Voor Elisabeth Müller zijn muziek en kunst een twee-eenheid in haar leven; dagelijks speelt ze in haar huis tevens atelier te midden van haar werk een aantal uren op haar vleugel. De levenslange ervaring van spelen met de bijbehorende discipline heeft grote invloed op haar werk als kunstenaar. Muziek “war immer da”. Twee zintuigen zijn zeer actief bij spelen: zien en horen. Ondertussen zijn je handen in beweging, maar links doet wat anders dan rechts. Met huidige piano’s (dat was heel anders op de klavecimbel in Bachs tijd) kun je qua dynamiek enorm variëren, en ook met pedaaltechniek kun je een persoonlijke, telkens andere touch creëren. Er is geen constante uitvoering mogelijk– gelukkig maar, want saai en levenloos -, maar wel de verrassing iedere dag weer van herhaling die toch altijd anders is en zowel vertrouwd als nieuw klinkt.
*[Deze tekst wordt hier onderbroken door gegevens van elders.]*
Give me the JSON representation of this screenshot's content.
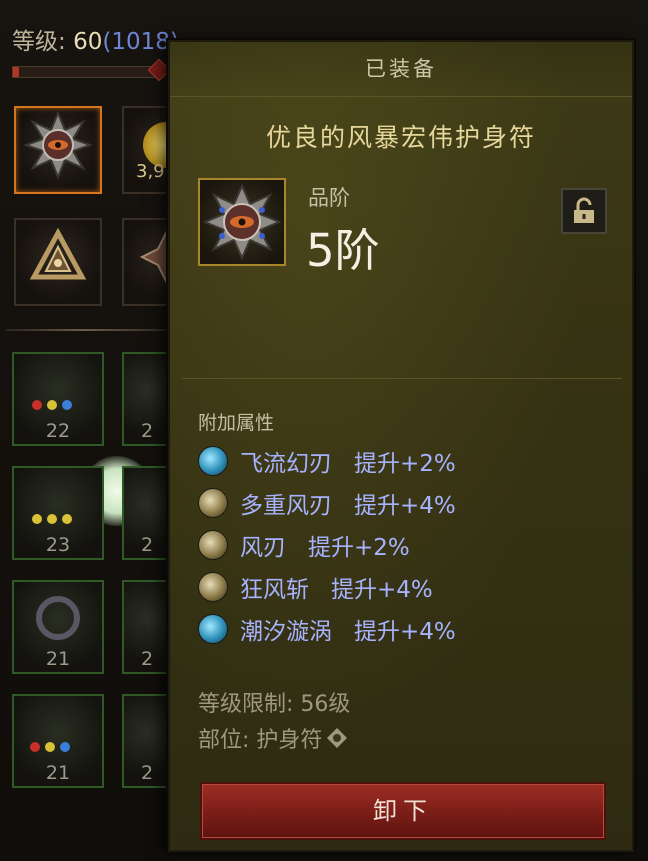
{
  "inventory": {
    "level_label": "等级: ",
    "level_value": "60",
    "paragon": "(1018)",
    "xp_fraction": 0.04,
    "gold_amount": "3,9",
    "item_levels": [
      "22",
      "2",
      "23",
      "2",
      "21",
      "2",
      "21",
      "2"
    ]
  },
  "tooltip": {
    "header": "已装备",
    "item_name": "优良的风暴宏伟护身符",
    "grade_label": "品阶",
    "grade_value": "5阶",
    "affix_title": "附加属性",
    "affixes": [
      {
        "icon": "water-skill-icon",
        "name": "飞流幻刃",
        "bonus": "提升+2%"
      },
      {
        "icon": "wind-skill-icon",
        "name": "多重风刃",
        "bonus": "提升+4%"
      },
      {
        "icon": "wind-skill-icon",
        "name": "风刃",
        "bonus": "提升+2%"
      },
      {
        "icon": "wind-skill-icon",
        "name": "狂风斩",
        "bonus": "提升+4%"
      },
      {
        "icon": "water-skill-icon",
        "name": "潮汐漩涡",
        "bonus": "提升+4%"
      }
    ],
    "level_requirement": "等级限制: 56级",
    "slot_label": "部位: 护身符",
    "unequip_label": "卸下"
  },
  "colors": {
    "affix_text": "#a7b3ff",
    "item_name": "#e6d79b",
    "unequip_button": "#8a2720"
  }
}
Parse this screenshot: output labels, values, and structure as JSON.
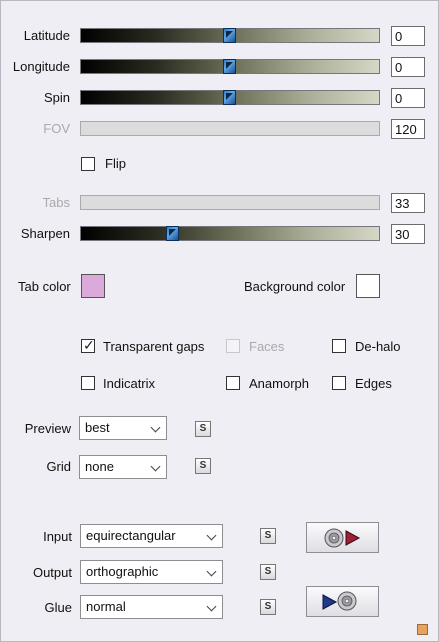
{
  "sliders": [
    {
      "label": "Latitude",
      "value": "0",
      "position": 0.5,
      "enabled": true
    },
    {
      "label": "Longitude",
      "value": "0",
      "position": 0.5,
      "enabled": true
    },
    {
      "label": "Spin",
      "value": "0",
      "position": 0.5,
      "enabled": true
    },
    {
      "label": "FOV",
      "value": "120",
      "enabled": false
    },
    {
      "label": "Tabs",
      "value": "33",
      "enabled": false
    },
    {
      "label": "Sharpen",
      "value": "30",
      "position": 0.3,
      "enabled": true
    }
  ],
  "flip": {
    "label": "Flip",
    "checked": false
  },
  "colors": {
    "tab_color_label": "Tab color",
    "tab_color": "#dbaadb",
    "background_color_label": "Background color",
    "background_color": "#ffffff"
  },
  "options": {
    "transparent_gaps": {
      "label": "Transparent gaps",
      "checked": true
    },
    "faces": {
      "label": "Faces",
      "checked": false,
      "enabled": false
    },
    "de_halo": {
      "label": "De-halo",
      "checked": false
    },
    "indicatrix": {
      "label": "Indicatrix",
      "checked": false
    },
    "anamorph": {
      "label": "Anamorph",
      "checked": false
    },
    "edges": {
      "label": "Edges",
      "checked": false
    }
  },
  "preview": {
    "label": "Preview",
    "value": "best"
  },
  "grid": {
    "label": "Grid",
    "value": "none"
  },
  "input": {
    "label": "Input",
    "value": "equirectangular"
  },
  "output": {
    "label": "Output",
    "value": "orthographic"
  },
  "glue": {
    "label": "Glue",
    "value": "normal"
  },
  "s_button_label": "S",
  "icons": {
    "disc_play": "disc-then-play-icon",
    "play_disc": "play-then-disc-icon",
    "accent": "#e8a25e"
  }
}
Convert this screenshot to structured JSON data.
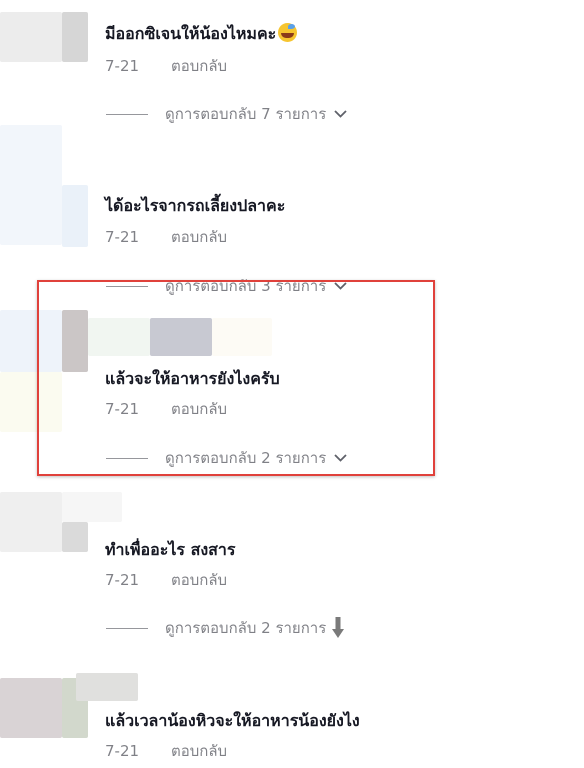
{
  "comments": [
    {
      "text": "มีออกซิเจนให้น้องไหมคะ",
      "has_emoji": true,
      "emoji_icon": "face-with-sweat-emoji",
      "date": "7-21",
      "reply_label": "ตอบกลับ",
      "view_replies": "ดูการตอบกลับ 7 รายการ"
    },
    {
      "text": "ได้อะไรจากรถเลี้ยงปลาคะ",
      "date": "7-21",
      "reply_label": "ตอบกลับ",
      "view_replies": "ดูการตอบกลับ 3 รายการ"
    },
    {
      "text": "แล้วจะให้อาหารยังไงครับ",
      "date": "7-21",
      "reply_label": "ตอบกลับ",
      "view_replies": "ดูการตอบกลับ 2 รายการ",
      "highlighted": true
    },
    {
      "text": "ทำเพื่ออะไร สงสาร",
      "date": "7-21",
      "reply_label": "ตอบกลับ",
      "view_replies": "ดูการตอบกลับ 2 รายการ"
    },
    {
      "text": "แล้วเวลาน้องหิวจะให้อาหารน้องยังไง",
      "date": "7-21",
      "reply_label": "ตอบกลับ"
    }
  ],
  "icons": {
    "expand": "chevron-down-icon",
    "cursor": "down-arrow-icon"
  },
  "colors": {
    "text": "#161823",
    "muted": "rgba(22,24,35,0.55)",
    "highlight_border": "#e0413b"
  }
}
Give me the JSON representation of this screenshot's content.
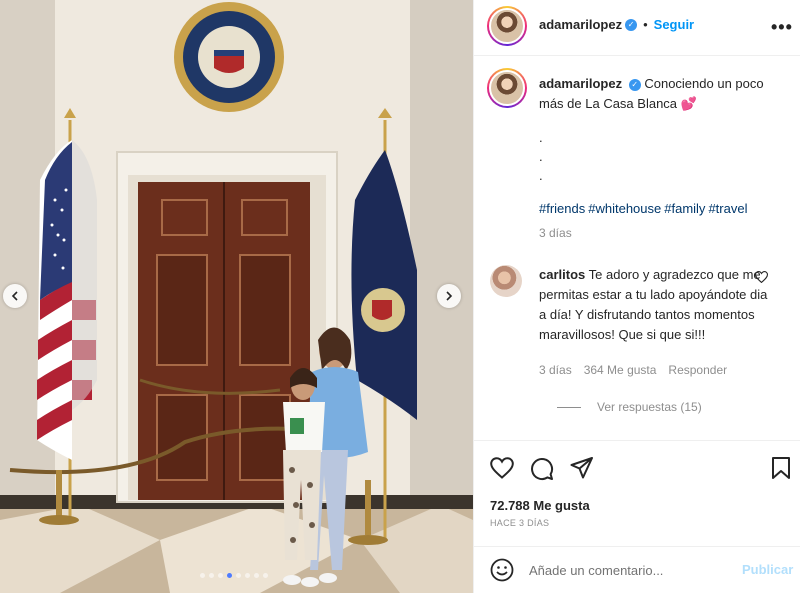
{
  "post": {
    "username": "adamarilopez",
    "follow_label": "Seguir",
    "separator": "•",
    "more_label": "•••",
    "caption": "Conociendo un poco más de La Casa Blanca",
    "caption_emoji": "💕",
    "caption_dots": [
      ".",
      ".",
      "."
    ],
    "hashtags": [
      "#friends",
      "#whitehouse",
      "#family",
      "#travel"
    ],
    "caption_time": "3 días",
    "likes": "72.788 Me gusta",
    "date": "HACE 3 DÍAS"
  },
  "comment": {
    "username": "carlitos",
    "text": "Te adoro y agradezco que me permitas estar a tu lado apoyándote dia a día! Y disfrutando tantos momentos maravillosos! Que si que si!!!",
    "time": "3 días",
    "likes": "364 Me gusta",
    "reply_label": "Responder",
    "view_replies": "Ver respuestas (15)"
  },
  "composer": {
    "placeholder": "Añade un comentario...",
    "publish_label": "Publicar"
  },
  "icons": {
    "verified": "verified-badge-icon",
    "like": "heart-icon",
    "comment": "comment-icon",
    "share": "send-icon",
    "save": "bookmark-icon",
    "emoji": "emoji-icon",
    "prev": "chevron-left-icon",
    "next": "chevron-right-icon"
  },
  "carousel": {
    "total": 8,
    "active_index": 3
  },
  "colors": {
    "link": "#00376b",
    "follow": "#0095f6",
    "verified": "#3897f0",
    "secondary_text": "#8e8e8e",
    "publish_disabled": "#b2dffc"
  }
}
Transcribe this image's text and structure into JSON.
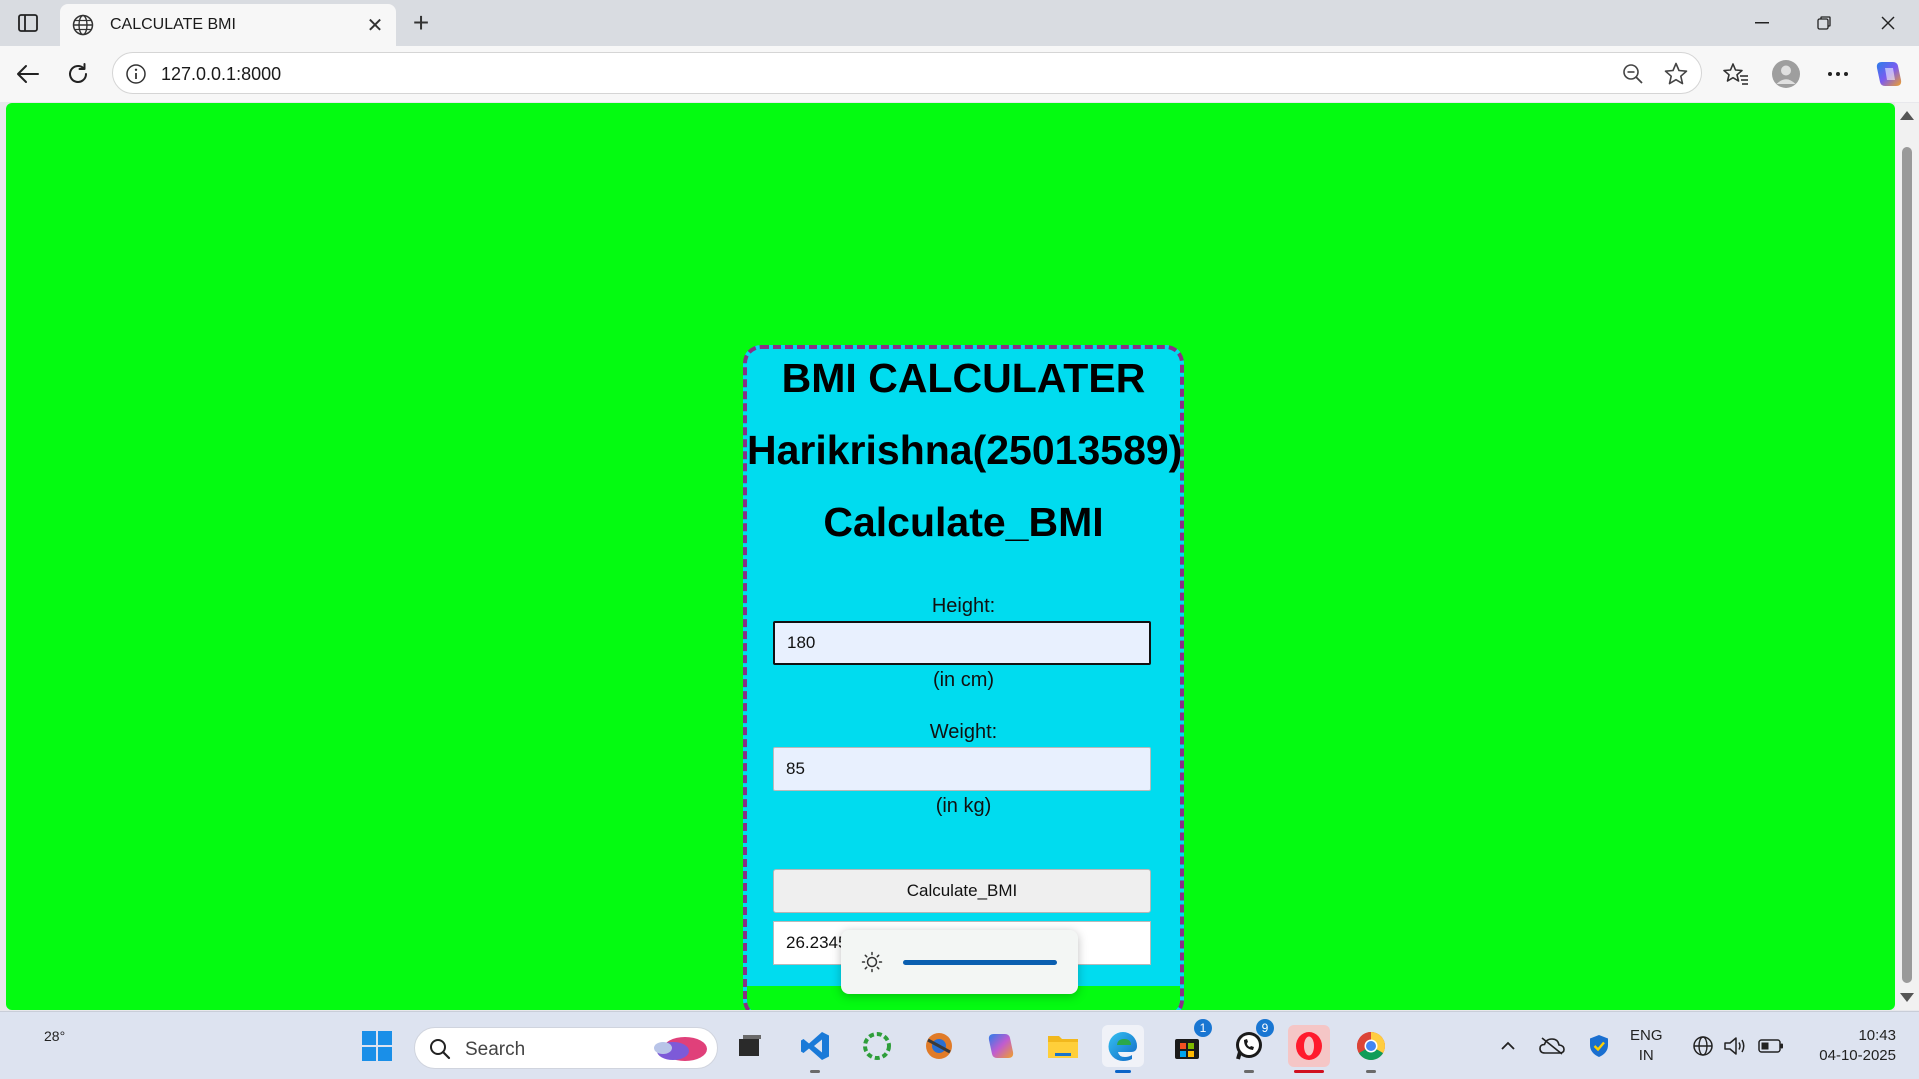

Elisabeth Müller is gefascineerd door het spel dat Bach speelt met linker- en rechterhersenhelft, met ratio en emotie, met ordening èn ontsnappen aan die orde, met de dwingelandij en vrijheid van even en oneven in de toonladders. Het doorgronden en zien van de reikwijdte en schier eindeloze mogelijkheden van Bachs ‘oefeningen’ is voor haar een metafoor voor de schoonheid waarnaar ze streeft in haar eigen werk, de schoonheid die zij ook instinctief ervaart in wiskunde (‘je ziet het gewoon’).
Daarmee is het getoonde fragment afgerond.